If you aren't using it, you may want to take a look at this:
https://www.youtube.com/watch?v=1y_zIJHLwB8As far as Lightroom "losing" files - it doesn't. It can't. Lightoom's power is in its digital asset management capabilities - and like ANY DAM application, it is database-driven. LR only works on images that are first added to its catalog. This is not at all like Bridge, which is browser-based. Once the fundamental difference (browser vs database) is understood, it is really easy to appreciate the ease and speed and power of LR. I've been using LR since version 2, doing operations inside of and outside of LR's catalog, using multiple drives including external ones, and manage a single catalog of over 150,000 files. LR has NEVER lost a single file on me. The key is understanding that LR is NOT a browser.
Most people who get into trouble with LR is because they insist on using it like Bridge or any other file browser. Bridge does not have a catalog system, but LR does. If you move, add or delete files at the operating system level (Windows Explorer or Finder), not updating the file locations in Lightroom (by syncing the folders with the changes), will result in Lightroom losing the connection to those file locations. Think of it this way - if you are an organized auto mechanic (or carpenter, or plumber, etc) - you have a place for all of your tools, and you can work quickly and efficiently because you know exactly where your tools are - they are either in their storage location or they are in your hands or very close to you as you use them. When you are finished, they are returned to their storage areas. Now you hire a new guy - who has no respect for your organization style - he takes tools uses them and either leaves them around or takes them home with him etc - and all of a sudden, your tools are lost. The problem is not the organizational structure you have set up, nor is it the tools themselves - they don't have feet and can't walk. The reality is that 100% of the blame for lost tools is clearly on the shoulders of the new guy - for being sloppy and not respecting what you have set up.

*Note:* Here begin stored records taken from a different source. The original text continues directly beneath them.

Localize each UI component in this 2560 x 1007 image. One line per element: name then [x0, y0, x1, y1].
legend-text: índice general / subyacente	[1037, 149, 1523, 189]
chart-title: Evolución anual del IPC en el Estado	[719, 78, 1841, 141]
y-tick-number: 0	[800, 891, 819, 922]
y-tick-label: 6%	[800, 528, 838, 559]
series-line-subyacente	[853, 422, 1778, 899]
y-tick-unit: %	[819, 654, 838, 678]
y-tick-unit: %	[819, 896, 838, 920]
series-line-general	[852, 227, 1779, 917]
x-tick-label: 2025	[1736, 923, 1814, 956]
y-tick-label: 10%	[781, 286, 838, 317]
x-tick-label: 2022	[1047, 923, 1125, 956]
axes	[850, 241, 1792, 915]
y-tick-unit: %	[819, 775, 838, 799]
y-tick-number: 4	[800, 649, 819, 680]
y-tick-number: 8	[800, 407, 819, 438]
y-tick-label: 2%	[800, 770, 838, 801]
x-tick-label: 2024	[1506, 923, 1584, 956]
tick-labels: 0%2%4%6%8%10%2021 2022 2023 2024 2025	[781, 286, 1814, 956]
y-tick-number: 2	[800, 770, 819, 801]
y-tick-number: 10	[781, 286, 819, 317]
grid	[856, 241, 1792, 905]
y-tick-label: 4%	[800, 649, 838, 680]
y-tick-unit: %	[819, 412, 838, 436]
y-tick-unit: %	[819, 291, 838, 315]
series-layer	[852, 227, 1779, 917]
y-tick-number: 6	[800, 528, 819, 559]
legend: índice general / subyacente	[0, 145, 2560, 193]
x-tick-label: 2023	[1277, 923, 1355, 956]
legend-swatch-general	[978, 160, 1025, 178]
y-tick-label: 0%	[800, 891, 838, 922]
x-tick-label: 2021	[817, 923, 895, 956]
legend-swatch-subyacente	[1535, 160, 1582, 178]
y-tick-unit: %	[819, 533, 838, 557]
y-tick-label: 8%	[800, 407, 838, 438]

The reason there is no way to use Bridge from Lightroom is that it is completely redundant to do so. It is presumed that if one is using LR they are also using it's file management tools. Everything that can be done in Bridge can also be done in LR - but with the more efficient interface, certain things - like operations on multiple files simultaneously - are must less cumbersome in LR.
Used correctly, it is virtually impossible to "lose" a file in Lightroom. Saving presents for just about anything in LR is a very powerful feature that is much faster to do than scripts, which accomplish similar things in Bridge.